Il bricchetto o Neti Lota e l'unico oggetto previsto dall'antica tradizione Jala Neti. Si tratta di una piccola ampolla nella quale versare la soluzione isotonica. Da una parte ha spesso un manico simile a quello di una tazza mentre dall'altra parte ha un beccuccio che é la via dalla quale irrigare una fossa nasale alla volta. Online potrete trovare irrigatori di ogni tipo, sia l'autentico Neti Lota, sia irrigatori a forma di bottiglietta, di siringa, tubicini e via dicendo. Non sono una "fan" della plastica per cui se trovate il classico Neti Lota in ceramica secondo me é la scelta migliore.

Come fare

Il principio é elementare e a volte le spiegazioni fanno apparire complesso ciò che un bambino vedrebbe come semplicissimo. Devo far entrare l'acqua in una narice e farla uscire dall'altra. Per cui devo inclinare la testa affinché la narice di entrata sia più alta della narice di uscita. Tutto qui. Per me é stato più complicato riempire i polmoni con il fumo di una sigaretta (un solo e unico esperimento) perchè istintivamente chiudevo la gola e tenevo tutto il fumo in bocca.
Durante Neti Lota l'istinto ci aiuta: chiudiamo il respiro dal naso e se la testa é inclinata l'acqua non può che uscire dall'altra narice. Prima si inclina la testa da una parte irrigando una narice, poi dall'altra irrigando l'altra narice. Un bricchetto dovrebbe bastare per irrigare entrambe le narici. Potete continuare a respirare attraverso la bocca. Tutto qui.

Quando

La prima mattina e/o la sera prima di andare a letto sono i due momenti più adatti. Ma se siete pigri e ci mettete un po` a svegliarvi totalmente e alla sera vi piace addormentarvi sul divano allora va bene anche qualunque altro momento, possibilmente non dopo aver mangiato.
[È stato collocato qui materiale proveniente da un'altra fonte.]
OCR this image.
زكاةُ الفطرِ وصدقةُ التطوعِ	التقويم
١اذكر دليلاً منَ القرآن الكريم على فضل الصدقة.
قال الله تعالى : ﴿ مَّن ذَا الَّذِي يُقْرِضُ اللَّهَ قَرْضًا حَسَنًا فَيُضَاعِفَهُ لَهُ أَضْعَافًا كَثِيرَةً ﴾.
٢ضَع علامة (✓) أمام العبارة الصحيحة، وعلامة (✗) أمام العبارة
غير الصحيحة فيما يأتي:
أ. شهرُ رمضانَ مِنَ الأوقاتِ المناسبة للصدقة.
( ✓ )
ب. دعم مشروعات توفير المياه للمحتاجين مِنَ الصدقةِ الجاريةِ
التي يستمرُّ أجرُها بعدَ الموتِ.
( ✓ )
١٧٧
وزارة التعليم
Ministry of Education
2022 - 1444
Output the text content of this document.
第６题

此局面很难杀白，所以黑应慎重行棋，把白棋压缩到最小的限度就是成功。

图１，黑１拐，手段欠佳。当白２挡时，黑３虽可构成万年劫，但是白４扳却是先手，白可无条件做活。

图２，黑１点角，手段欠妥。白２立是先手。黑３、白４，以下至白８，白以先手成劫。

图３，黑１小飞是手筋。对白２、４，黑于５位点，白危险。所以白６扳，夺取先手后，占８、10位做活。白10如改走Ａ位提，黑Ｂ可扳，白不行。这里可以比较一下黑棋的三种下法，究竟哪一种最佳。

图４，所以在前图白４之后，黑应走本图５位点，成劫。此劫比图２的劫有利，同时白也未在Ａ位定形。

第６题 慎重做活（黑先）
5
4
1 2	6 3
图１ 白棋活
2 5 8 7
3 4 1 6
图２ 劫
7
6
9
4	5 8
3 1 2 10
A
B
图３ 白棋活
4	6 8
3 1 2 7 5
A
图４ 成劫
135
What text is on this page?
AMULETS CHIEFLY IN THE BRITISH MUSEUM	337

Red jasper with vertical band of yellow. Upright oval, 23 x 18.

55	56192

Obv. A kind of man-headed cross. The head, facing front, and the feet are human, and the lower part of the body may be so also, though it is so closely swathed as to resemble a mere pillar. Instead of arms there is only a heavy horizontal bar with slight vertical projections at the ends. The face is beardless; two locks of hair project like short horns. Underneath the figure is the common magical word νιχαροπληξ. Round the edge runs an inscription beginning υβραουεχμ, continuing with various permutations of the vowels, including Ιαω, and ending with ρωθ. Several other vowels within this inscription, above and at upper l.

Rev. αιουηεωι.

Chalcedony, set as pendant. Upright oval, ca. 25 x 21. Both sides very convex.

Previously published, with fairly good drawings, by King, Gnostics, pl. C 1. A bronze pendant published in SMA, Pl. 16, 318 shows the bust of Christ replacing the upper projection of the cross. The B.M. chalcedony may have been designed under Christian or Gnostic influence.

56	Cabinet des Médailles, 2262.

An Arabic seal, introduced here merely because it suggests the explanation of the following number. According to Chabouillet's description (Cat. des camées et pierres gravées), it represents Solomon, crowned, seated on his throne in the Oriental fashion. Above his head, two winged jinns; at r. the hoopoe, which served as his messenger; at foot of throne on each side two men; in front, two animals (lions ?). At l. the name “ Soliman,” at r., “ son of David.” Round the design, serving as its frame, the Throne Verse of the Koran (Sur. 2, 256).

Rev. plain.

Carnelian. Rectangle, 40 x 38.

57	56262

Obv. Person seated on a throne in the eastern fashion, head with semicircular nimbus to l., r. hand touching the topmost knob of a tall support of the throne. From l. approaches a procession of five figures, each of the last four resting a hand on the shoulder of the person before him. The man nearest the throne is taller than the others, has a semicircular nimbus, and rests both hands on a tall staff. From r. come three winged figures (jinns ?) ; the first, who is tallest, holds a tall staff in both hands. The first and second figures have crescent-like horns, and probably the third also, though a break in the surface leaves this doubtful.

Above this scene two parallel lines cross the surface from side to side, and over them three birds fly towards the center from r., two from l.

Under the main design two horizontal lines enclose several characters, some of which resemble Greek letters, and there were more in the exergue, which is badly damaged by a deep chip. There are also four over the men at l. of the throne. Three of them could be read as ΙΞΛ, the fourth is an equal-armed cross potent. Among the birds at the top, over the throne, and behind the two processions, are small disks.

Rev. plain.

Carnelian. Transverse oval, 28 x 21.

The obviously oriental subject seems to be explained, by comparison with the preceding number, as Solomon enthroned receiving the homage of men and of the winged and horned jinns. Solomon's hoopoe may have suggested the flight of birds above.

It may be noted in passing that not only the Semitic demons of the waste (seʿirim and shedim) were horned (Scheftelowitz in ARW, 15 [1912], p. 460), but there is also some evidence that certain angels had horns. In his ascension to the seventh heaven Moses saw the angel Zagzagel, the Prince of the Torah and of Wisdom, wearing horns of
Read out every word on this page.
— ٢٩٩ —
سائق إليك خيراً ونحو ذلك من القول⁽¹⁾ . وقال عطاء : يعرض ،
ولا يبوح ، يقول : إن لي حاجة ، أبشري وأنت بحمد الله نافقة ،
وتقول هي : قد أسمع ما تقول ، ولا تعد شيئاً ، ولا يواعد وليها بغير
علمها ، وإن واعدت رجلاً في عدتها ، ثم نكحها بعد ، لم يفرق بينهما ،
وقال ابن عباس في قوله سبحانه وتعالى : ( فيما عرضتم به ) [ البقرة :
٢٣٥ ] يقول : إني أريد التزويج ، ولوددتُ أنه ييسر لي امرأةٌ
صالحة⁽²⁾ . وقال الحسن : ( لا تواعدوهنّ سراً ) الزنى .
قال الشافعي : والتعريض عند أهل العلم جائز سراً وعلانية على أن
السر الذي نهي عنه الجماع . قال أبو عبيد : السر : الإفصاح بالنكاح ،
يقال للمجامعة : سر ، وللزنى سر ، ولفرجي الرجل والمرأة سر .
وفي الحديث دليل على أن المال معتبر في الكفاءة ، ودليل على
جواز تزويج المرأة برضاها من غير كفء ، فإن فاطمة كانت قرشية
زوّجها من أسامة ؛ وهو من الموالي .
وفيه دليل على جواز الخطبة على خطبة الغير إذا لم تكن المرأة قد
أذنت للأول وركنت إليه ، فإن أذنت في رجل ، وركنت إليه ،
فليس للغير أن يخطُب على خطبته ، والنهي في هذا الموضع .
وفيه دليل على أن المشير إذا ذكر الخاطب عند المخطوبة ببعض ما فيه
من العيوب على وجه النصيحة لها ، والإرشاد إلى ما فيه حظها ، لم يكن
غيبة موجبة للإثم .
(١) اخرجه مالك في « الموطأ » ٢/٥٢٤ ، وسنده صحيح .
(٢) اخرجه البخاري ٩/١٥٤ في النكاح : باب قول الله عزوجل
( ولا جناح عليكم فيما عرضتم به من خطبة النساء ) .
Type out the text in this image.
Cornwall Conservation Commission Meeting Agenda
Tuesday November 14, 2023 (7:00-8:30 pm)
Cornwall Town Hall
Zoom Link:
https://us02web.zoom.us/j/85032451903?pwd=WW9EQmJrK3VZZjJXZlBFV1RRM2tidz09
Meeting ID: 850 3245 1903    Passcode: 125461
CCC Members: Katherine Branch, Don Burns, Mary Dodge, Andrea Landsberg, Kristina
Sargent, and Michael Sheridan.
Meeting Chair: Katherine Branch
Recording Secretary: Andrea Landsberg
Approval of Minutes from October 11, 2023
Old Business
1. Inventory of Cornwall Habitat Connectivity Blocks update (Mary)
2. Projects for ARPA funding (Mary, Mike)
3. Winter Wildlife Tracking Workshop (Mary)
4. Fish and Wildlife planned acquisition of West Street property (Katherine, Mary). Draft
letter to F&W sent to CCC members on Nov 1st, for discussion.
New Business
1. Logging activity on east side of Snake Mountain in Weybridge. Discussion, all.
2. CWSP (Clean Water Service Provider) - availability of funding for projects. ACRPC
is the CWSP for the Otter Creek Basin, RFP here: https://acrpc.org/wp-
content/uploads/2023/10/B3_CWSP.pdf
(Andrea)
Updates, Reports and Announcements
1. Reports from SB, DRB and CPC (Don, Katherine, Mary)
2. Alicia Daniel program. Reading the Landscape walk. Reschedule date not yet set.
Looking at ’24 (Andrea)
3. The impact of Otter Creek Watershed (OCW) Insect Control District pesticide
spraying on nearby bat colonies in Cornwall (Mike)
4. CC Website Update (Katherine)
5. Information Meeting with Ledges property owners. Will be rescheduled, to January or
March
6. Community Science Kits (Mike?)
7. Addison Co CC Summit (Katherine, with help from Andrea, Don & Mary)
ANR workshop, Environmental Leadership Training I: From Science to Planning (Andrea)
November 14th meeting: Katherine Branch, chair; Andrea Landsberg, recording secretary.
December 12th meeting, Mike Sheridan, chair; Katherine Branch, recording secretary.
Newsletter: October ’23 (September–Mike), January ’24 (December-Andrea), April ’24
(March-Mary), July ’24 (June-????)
Infine una piccola nota. Tempo fa' un quotidiano importante ha lanciato un articolo dicendo che il lavaggio nasale può contribuire a far diffondere nell'apparato respiratorio virus e batteri. Come dire: se ho una macchiolina su una tovaglia e metto la tovaglia a lavare la prima cosa che capita é che la macchia si estende a tutta la tovaglia. Di fatto diluisco la macchia e poi la elimino ovunque. Anche il lavaggio nasale, nel caso ci siano batteri e virus nel nostro naso ( la qual cosa é più che probabile), lava via tutto ciò permettendo al nostro apparato respiratorio di rigenerare la flora batterica buona e utile alla nostra stessa vita.